Friday, Apr. 14, 1961

Pacifism by the Numbers

Somewhere in the States they've got a button painted red,

If anybody sits on it, we'll all of us be dead.

--C.N.D. Marching Song

The annual rite of spring in Britain is fast becoming the Aldermaston march. For the fourth Easter in a row, thousands of Britons turned out to hike 54 miles from the site of Britain's nuclear weapons research headquarters to rally in London's Trafalgar Square, though many cut in only for the last few miles. Parents pushing baby carriages, barefoot teenagers, businessmen and clergymen, there were more marchers than ever before--some 14,000--and this year another batch began its assault on London from another direction, outside the gates at Wethersfield, site of a U.S. Air Force base. In kilts and quilts, tights and jeans, marching to bagpipes and jazz, they ranged from beatniks to such U-types as socialite Penelope Gilliatt, Sunday Observer film critic and wife of Antony Armstrong-Jones's best man and five Eton schoolboys carrying a suitably supercilious banner: "Even Eton Says Ban the Bomb." The common purpose of all the marchers: to make publicity for the unilateral nuclear disarmament of Britain and an end to NATO bases on British soil.

The Campaign for Nuclear Disarmament made militarylike preparations for the pacifist pilgrimage. Marchers got nine pages of advance instructions (e.g., "Don't bring very young children or dogs," "Don't wear anything that will distract the attention of the would from our great issues"). Delegations from towns and foreign countries were issued varicolored identifying arm bands. Trucks carried baggage. An ambulance corps was on hand to minister to blisters on the fourday hike. Mobile canteens provided tea and cakes at cost. Overnight the demonstrators slept in rented schoolrooms, man and maid often bedded down side by side on bare floors.

The Damp Crocodile. Rain was falling as the marchers entered London, and the Daily Telegraph's Peter Simple acidly described the march as "a damp crocodile, four-fifths of them teen-agers living on sausages, posing for photographs." But many were sincere pacifists and idealists. Inevitably, too,,some Communists joined the march, and Moscow and Peking radios gave the demonstrations a big play as symbolizing British sentiment.

Other samplers of British opinion guess that only some 8-10% of Britons are fundamentally unilateralist, and warn against misjudging even the temper of those who march as Hitler once misjudged the fighting temper of British youth. They recall that only seven years after students in the Oxford Union overwhelmingly voted in 1933 that they would never fight for king and country, many were dying in the Battle of Britain. Some articulate Britons guide C.N.D. Among them: Angry Old Philosopher Bertrand Russell, 88; fiery Socialist M.P. Michael Foot; Transport and General Workers' Union Boss Frank Cousins; and C.N.D. Chairman Canon Lewis John Collins, 56, the politicking precentor of St. Paul's who has proclaimed as the C.N.D.'s goal "converting the Labor Party effectively and then seeing to it that it gets into power with a non-nuclear foreign and defense policy."

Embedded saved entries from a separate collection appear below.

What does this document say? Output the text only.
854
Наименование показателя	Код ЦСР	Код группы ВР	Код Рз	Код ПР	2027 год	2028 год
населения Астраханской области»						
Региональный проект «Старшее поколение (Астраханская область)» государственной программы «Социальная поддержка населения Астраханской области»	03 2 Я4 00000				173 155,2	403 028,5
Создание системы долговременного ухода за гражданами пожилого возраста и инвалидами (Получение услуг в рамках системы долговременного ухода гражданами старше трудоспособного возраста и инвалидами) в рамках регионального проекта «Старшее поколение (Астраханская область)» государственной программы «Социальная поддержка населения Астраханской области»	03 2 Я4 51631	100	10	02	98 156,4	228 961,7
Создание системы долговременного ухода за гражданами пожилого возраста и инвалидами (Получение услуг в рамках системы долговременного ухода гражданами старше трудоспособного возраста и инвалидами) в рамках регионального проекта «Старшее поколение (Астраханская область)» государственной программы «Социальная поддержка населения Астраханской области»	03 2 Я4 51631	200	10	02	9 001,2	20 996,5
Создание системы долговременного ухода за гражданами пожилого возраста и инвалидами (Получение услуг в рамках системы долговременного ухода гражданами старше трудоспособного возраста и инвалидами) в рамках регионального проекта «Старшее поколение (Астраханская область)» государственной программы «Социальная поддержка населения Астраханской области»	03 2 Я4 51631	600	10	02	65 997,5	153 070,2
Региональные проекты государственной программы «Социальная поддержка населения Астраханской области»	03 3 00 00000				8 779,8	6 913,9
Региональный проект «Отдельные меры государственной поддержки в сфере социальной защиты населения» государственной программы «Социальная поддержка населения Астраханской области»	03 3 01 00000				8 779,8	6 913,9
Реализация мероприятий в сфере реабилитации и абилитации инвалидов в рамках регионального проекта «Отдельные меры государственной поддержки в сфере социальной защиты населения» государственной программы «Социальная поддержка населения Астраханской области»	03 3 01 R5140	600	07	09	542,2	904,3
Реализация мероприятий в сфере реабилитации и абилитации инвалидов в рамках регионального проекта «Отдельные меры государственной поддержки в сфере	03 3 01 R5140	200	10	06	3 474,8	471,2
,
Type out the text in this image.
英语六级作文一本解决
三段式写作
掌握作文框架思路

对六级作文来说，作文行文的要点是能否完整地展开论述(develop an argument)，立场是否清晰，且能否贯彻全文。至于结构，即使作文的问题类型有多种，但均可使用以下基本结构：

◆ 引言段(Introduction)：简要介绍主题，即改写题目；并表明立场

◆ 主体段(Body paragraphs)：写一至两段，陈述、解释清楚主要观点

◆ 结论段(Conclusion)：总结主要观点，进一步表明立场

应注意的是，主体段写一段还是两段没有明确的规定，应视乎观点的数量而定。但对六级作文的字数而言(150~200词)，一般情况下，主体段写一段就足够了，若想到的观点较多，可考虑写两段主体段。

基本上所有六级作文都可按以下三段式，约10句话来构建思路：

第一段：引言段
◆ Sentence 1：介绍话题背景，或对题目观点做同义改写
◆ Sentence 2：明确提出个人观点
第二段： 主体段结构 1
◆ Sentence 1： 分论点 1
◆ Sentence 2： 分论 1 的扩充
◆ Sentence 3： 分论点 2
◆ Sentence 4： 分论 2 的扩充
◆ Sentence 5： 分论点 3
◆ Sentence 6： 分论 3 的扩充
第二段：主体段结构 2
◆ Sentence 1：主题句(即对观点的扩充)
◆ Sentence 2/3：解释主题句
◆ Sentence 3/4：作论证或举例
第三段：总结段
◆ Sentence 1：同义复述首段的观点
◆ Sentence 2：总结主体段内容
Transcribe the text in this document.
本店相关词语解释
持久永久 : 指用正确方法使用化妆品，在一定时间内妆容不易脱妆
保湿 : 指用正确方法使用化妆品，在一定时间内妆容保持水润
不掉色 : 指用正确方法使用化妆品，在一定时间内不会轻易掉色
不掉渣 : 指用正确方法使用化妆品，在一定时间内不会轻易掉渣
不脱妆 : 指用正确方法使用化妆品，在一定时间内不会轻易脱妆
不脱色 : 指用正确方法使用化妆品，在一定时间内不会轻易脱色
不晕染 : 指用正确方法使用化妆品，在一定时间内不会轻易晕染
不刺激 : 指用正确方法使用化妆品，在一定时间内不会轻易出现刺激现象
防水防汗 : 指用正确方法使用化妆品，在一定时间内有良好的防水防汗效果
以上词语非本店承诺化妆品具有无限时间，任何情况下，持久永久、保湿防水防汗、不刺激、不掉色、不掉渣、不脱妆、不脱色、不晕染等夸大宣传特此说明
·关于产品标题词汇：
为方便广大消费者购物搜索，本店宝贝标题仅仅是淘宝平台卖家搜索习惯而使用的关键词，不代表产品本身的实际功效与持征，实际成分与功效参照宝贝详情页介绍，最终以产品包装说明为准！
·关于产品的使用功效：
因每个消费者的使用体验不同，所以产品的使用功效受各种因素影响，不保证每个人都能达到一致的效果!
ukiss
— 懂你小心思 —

The New Blimps. The C.N.D. has not so much converted the Labor Party as splintered it. At the party's annual conference in Scarborough last fall, led by Cousins' huge union (1,224,000 members) bloc vote, the unions' delegates rammed through a unilateral disarmament resolution. Labor Party Leader Hugh Gaitskell refused to be bound by the resolution.

Some ban-the-bombers hope that by giving up the bomb, Britain would be spared in case of war. Others argue that even surrender is preferable to extinction ("I would rather be Red than dead"). The Manchester Guardian's David Marquand has called the ban-the-bombers "the new blimps." "The nationalism of Aldermaston," wrote Marquand, "is uncannily like that of Colonel Blimp. One of the main unilateralist arguments is that if Britain ceased to rely on nuclear weapons, other countries would be obliged to follow suit. That argument could only take root in a country which has not yet realized it is no longer a great power, and has forgotten that moral influence is a euphemism for power not actually used."